Especially with respect to the Christian scenes, the church at the time of the Rennaissance was a very welathy and powerful patron (at least in part due to the corruption that led to the Reformation, but that's a story for another day!). This was a time before government grants to artists, before such a thing as the Office of Public Works existed, before social welfare for people who weren't working. Earn money to feed yourself, or starve, were the options of the day. So if a wealthy patron offered you the chance to express yourself and your hard-practised talents (Michaelangelo was a grave-robber by night, using cadavers to learn about the human body in order to paint and scult it more accurately), with the caveat that the paintings must contain religious imagry, most would take up the offer, especially at that time.

Religions have been creating things of great beauty for much longer than that though, of course. There is Newgrange, in Co. Meath, Ireland - built approximately 5000 years ago, at the same time as the pyramids. There are the great pyramids of Egypt themselves. There are petroglyphs carved by Native American tribes. There is the cave art of early European societies, most famously Lascaux. These are all expressions of creativity. They refer to sacred spaces, things and thoughts. They are symbols created or built in the name of understanding the world around us. These were all created at a time when religion and science were not at odds. In Newgrange, on the Winter Solstice, the shortest day of the year, the light comes in through to the deepest chamber. That's astronomy as well as religion.The cave art may be an attempt to understand the "spirit world", the supernatural, but it is also the earliest form of the idea of symbolism created by humans, the ability to use a mark to symbolise a real thing, which lead to all other forms of art and writing and is one of the beautiful, abstract things which marks us out as different to other animals (due to our brain evolving differently).
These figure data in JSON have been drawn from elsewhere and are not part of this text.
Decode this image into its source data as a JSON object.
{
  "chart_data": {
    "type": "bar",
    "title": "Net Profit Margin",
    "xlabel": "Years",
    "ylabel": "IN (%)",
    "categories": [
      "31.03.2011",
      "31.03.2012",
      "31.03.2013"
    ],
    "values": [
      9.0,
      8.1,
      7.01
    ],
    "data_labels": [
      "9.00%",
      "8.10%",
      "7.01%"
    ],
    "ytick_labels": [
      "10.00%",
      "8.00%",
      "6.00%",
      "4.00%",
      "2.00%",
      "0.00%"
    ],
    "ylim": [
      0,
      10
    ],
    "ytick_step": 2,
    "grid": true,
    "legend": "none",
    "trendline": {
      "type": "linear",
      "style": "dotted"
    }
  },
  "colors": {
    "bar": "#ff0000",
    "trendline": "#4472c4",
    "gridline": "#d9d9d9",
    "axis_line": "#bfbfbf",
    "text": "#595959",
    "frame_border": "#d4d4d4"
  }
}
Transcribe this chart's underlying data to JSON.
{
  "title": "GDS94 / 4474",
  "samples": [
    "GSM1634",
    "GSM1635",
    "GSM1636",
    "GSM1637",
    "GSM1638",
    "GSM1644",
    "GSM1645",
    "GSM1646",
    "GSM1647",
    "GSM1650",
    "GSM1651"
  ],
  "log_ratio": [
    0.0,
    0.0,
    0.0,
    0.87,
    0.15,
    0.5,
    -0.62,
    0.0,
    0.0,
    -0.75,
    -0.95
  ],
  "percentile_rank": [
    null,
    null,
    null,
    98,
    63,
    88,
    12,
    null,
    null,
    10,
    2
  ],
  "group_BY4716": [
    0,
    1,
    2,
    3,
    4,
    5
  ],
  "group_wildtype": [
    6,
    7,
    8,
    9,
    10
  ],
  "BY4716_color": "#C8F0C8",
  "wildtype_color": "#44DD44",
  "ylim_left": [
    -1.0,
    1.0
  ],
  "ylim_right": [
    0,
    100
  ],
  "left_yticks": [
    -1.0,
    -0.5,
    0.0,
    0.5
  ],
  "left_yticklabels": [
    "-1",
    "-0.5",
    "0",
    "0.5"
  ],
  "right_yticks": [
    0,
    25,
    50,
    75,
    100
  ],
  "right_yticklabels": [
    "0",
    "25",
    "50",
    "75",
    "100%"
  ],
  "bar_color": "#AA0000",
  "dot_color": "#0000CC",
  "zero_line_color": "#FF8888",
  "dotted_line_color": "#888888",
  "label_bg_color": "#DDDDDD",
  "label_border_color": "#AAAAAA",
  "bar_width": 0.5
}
Religion may have started off as a way to understand the world around us. It went hand in hand with science. It was about discovery and exploration, not dogma. It was about trying new things - to appease the gods, people did a rain dance, or made a sacrifice. When something appeared to work they did it again, when it didn't, they stopped. All right, it was chance and not a metaphysical being that caused the apparent effect or lack thereof, but still, that is in principle closer to modern science than it is religion.

At some point, religion decided it had all the answers. No more exploration was needed, no more attempts to discover.

So while objects of great beauty continued to be created, the aim of religion changed. Instead of seeking to discover, it sought to explain and dictate. To control. The opposite of the essence of where it started.

Nevertheless, the desire to explain things that we can't yet understand is a facet of humanity, and religion was once a way to do so. Now, science is a better way. We can enjoy the art, and the music, and continue to explore the universe and always ask why.